New building alongside existing. Total cost (option Y2): £2,324,500. End value: £657,000. Grant required to bridge deficit: £1,667,500.
A new building is proposed along the back of pavement edge, straddling the change of level between Market Street and the Warehouse / canal basin.
There are two alternative forms for the new building - a parallel-sided box, parallel to the back of pavement (Option Y1), or a wedge-shaped box with its west wall along the back of pavement and its east wall parallel to the Warehouse elevation (Option Y2). In both cases, the uses inside are library on the upper/street level, and commercial on the lower level. The commercial space could be offices or leisure-related retail (bike hire, etc), in single tenancy or as lock-up units.

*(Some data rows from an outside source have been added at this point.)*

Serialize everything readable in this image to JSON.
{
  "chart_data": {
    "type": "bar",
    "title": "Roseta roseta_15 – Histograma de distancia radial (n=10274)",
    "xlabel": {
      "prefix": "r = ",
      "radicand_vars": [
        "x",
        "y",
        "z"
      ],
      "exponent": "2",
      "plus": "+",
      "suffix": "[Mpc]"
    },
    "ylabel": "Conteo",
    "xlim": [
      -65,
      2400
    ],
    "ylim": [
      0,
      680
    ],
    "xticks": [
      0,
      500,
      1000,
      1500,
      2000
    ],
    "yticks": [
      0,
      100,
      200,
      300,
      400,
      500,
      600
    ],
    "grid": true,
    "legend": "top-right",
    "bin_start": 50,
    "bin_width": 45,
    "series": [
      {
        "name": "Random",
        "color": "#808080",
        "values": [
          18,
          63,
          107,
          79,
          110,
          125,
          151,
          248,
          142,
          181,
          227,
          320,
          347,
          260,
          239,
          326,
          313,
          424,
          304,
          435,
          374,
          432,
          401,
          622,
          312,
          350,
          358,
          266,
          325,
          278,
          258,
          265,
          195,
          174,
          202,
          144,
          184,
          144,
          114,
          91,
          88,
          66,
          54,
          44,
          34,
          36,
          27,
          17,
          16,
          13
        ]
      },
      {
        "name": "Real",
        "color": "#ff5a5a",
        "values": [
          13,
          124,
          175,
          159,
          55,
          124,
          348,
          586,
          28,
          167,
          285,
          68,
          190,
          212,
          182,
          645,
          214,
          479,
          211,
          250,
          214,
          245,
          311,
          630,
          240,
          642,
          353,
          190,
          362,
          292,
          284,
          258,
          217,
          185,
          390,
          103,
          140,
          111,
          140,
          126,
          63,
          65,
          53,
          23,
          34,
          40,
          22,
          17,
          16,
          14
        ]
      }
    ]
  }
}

The Warehouse in Option Y has a café in the northwest corner as for Option X, and either offices or the 3-bed 6-person holiday apartment on the first floor, entered from the northwest corner.
The level of public access provided in this scheme may assist in securing
grant funding - i.e. library and holiday let uses. The level of access into
the Warehouse cannot be specified, until the management of the space is
sorted out. A building preservation trust or community development trust
route may attract grant funding for the scheme as a whole, and with this
will come the requirement for some sort of programme for regular use of
the main Warehouse itself.
Side extension with glazed link. Total cost: £2,600,000. End value: £555,000. Grant requirement therefore: £2,045,000.
A two-storey attached extension along the full length of the Warehouse on the west side provides the opportunity for a landmark architectural solution. The ground floor at the south end offers a new public access to the Warehouse via a relocated public library, facilitating integrated public access to community facilities, exhibition and event space. The upper floor provides commercial office space, which, together with one unit at the rear of the ground floor and the first floor space at the north end of the Warehouse, offers flexible office space that will appeal to 'blue chip' businesses.
Finally, the design team has considered how to deal with the canal and the uneven wharf floors inside the Warehouse building, if it is to be used for 'market hall' type uses. The sketches show:
a) Floating Pontoon 'Floor'
A floating pontoon in the canal, that can be drawn out into the basin when the canal needs to be dredged of silt but is otherwise permanently fixed.
b) New Raised Floor with glass over canal
A floor structure on top of the wharf areas that continues over the canal (perhaps glazed in the middle so the water is visible, and somehow removable for dredging). The historic cobble and railway tracks would be protected but invisible, and the floor surface flat and safe for all kinds of uses.
c) Moored narrow boat as cafe/bar
A barge moored inside the building as a floating café in the canal - completely 'reversible', with no impact on the building.